The actor is helped considerably by the fact that Feynman was a rather eccentric man with eclectic interests. On the one hand, he worked on the Manhattan Project; on the other, he was an avid bongo drummer.

The first act of Parnell's play takes place on a Saturday afternoon in Feynman's office at the California Institute of Technology. He's come in to work on a lecture a few hours before he'll be playing the bongos in a campus production of South Pacific. The second act finds him back in his office after the performance. In both acts, he fields a series of phone calls, including several from his doctor, who's trying to persuade him to undergo additional cancer surgery.

The phone calls are a contrived aspect of a fairly contrived script; the text never explains, for example, why Feynman is talking to us, and the direct address is dropped when he's interrupted by a student (an exuberant Jessica Asch).

But the working of Feynman's perpetually curious mind -- he looks at everything, including his own cancer, as a puzzle -- is dramatically engaging, as is Espey's performance.

This production, incidentally, is fortuitously timed. Not only is 2005 "the World Year of Physics," but next month the U.S. Postal Service will issue a stamp with Feynman's picture as part of its series on American scientists.

Show times at Fell's Point Corner, 251 S. Ann St., are 8 p.m. Fridays and Saturdays and 2 p.m. Sundays, through May 8. Tickets are $14. Call 410-276-7837.

Local writers in N.Y.

There's news out of New York about two Baltimore playwrights.

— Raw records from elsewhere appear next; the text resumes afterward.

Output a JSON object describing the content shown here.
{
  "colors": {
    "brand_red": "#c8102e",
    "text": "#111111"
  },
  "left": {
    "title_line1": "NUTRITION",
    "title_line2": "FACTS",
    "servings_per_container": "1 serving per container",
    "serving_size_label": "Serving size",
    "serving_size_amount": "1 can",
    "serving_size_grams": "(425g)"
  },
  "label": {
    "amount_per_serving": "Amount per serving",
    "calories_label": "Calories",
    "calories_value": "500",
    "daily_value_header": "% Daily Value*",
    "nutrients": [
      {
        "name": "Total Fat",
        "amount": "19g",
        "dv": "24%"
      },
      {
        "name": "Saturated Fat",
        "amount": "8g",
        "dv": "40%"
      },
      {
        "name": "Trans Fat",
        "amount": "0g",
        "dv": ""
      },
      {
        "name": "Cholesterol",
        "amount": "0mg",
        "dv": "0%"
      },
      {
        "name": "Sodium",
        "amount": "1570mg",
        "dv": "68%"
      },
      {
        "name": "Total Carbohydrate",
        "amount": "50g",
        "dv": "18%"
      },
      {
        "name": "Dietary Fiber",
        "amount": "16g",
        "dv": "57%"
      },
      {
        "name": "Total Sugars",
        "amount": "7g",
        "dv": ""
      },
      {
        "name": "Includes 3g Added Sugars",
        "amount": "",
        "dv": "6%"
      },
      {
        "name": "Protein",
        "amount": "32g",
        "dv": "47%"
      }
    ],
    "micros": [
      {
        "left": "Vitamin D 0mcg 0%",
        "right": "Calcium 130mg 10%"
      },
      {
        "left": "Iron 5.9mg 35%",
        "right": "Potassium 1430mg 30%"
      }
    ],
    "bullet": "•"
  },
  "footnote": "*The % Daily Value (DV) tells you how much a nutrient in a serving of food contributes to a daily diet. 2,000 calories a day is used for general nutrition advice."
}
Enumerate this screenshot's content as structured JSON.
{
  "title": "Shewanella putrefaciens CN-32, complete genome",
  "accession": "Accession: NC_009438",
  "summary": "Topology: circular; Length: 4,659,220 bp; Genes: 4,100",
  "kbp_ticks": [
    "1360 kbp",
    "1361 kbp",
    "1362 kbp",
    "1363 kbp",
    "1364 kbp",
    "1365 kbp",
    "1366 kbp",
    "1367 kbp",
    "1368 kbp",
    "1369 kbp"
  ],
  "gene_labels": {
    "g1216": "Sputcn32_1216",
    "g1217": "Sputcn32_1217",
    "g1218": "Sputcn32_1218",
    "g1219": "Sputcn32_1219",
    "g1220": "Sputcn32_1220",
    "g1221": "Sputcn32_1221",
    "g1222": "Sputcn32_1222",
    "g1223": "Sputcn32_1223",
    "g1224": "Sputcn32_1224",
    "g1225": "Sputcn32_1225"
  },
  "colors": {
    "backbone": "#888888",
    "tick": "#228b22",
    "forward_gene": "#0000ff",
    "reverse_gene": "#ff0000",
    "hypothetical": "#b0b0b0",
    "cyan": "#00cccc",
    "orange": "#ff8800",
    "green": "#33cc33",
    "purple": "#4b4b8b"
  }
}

A play by Heather McDonald, an award-winning playwright who moved to Catonsville a year and a half ago, received a reading, starring Marcia Gay Harden, in New York last week. Titled When Grace Comes In, the drama focuses on an art conservator who abandons her family. An earlier version of the script premiered at California's La Jolla Playhouse in 2002 and was a finalist for the 2003 Susan Smith Blackburn Prize.

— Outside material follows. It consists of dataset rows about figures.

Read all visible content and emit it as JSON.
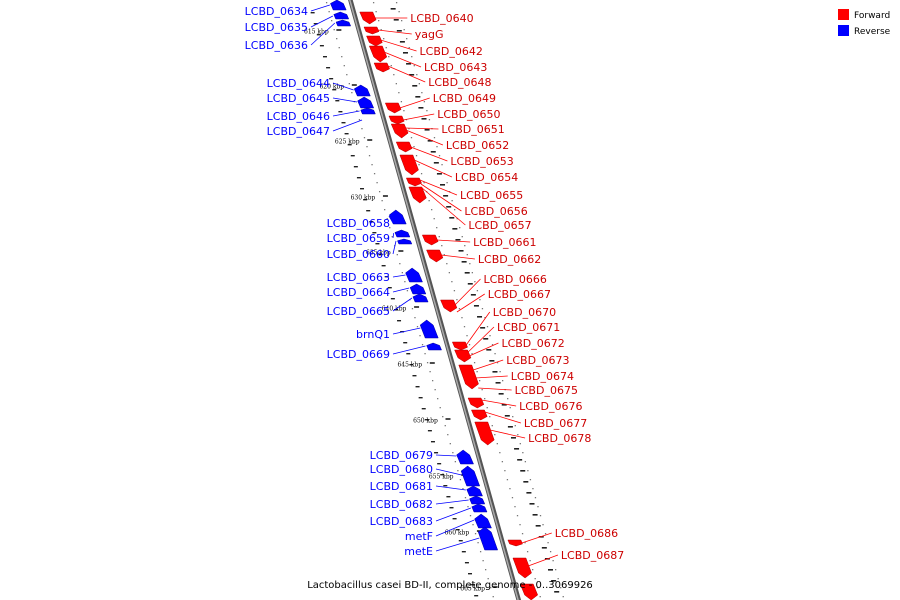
{
  "colors": {
    "forward": "#ff0000",
    "reverse": "#0000ff",
    "backbone": "#888888"
  },
  "legend": [
    {
      "label": "Forward",
      "color": "#ff0000"
    },
    {
      "label": "Reverse",
      "color": "#0000ff"
    }
  ],
  "footer": {
    "title": "Lactobacillus casei BD-II, complete genome - 0..3069926"
  },
  "ticks": [
    "615 kbp",
    "620 kbp",
    "625 kbp",
    "630 kbp",
    "635 kbp",
    "640 kbp",
    "645 kbp",
    "650 kbp",
    "655 kbp",
    "660 kbp",
    "665 kbp"
  ],
  "reverse_genes": [
    "LCBD_0634",
    "LCBD_0635",
    "LCBD_0636",
    "LCBD_0644",
    "LCBD_0645",
    "LCBD_0646",
    "LCBD_0647",
    "LCBD_0658",
    "LCBD_0659",
    "LCBD_0660",
    "LCBD_0663",
    "LCBD_0664",
    "LCBD_0665",
    "brnQ1",
    "LCBD_0669",
    "LCBD_0679",
    "LCBD_0680",
    "LCBD_0681",
    "LCBD_0682",
    "LCBD_0683",
    "metF",
    "metE"
  ],
  "forward_genes": [
    "LCBD_0640",
    "yagG",
    "LCBD_0642",
    "LCBD_0643",
    "LCBD_0648",
    "LCBD_0649",
    "LCBD_0650",
    "LCBD_0651",
    "LCBD_0652",
    "LCBD_0653",
    "LCBD_0654",
    "LCBD_0655",
    "LCBD_0656",
    "LCBD_0657",
    "LCBD_0661",
    "LCBD_0662",
    "LCBD_0666",
    "LCBD_0667",
    "LCBD_0670",
    "LCBD_0671",
    "LCBD_0672",
    "LCBD_0673",
    "LCBD_0674",
    "LCBD_0675",
    "LCBD_0676",
    "LCBD_0677",
    "LCBD_0678",
    "LCBD_0686",
    "LCBD_0687"
  ]
}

The New York reading, McDonald explained after returning to Baltimore, stemmed from one of two grants for mid-career playwrights she recently received. In this case, the grant came from the graduate writing program at New York University, of which she is an alum. "It was quite a gift to get to do this," she said of the experience, which she described as "exhausting and illuminating."

McDonald is also the recipient of a $25,000 National Endowment for the Arts/Theatre Communication Group grant to develop a new work based on the life of Peter Pan playwright J.M. Barrie for the Cleveland Play House/Case Western Reserve University Professional Actor Training Program.

The NEA grant was an especially welcome surprise, she said. Although she initially proposed the Barrie piece two years ago, she figured it didn't stand a chance after the release of the movie Finding Neverland. "When I found out I got the grant, I blurted out on the phone: `Why would you pick this when there's just been this movie?' They said, `A lot of people write about the same thing,'" she recalled.

A faculty member at George Mason University in Fairfax, Va., McDonald made her Broadway debut in 2002 with An Almost Holy Picture, starring Kevin Bacon. The popular regional theater selection was produced at Center Stage in 1999.

Meanwhile, Coole Lady, a solo show about Irish writer Lady Gregory, written by former University of Maryland, Baltimore County professor Sam McCready and performed by his wife, Joan McCready, wraps up a two-week run at off-off-Broadway's Theatre 315, (315 W. 47th St., New York) on Saturday.

Reached in New York, Sam McCready said he wrote the play in 2002 as a 40th anniversary gift for his wife, an actress and retired Park School teacher. The couple have toured their native Ireland twice with the play, but the New York engagement, produced by Handcart Ensemble, is its American debut run.

"I have been really conscious of ... starting the show small and letting it build gradually, but this was such a surprise to be asked to come to New York that we grabbed the opportunity," the playwright said. For ticket information, call 212-868-4444.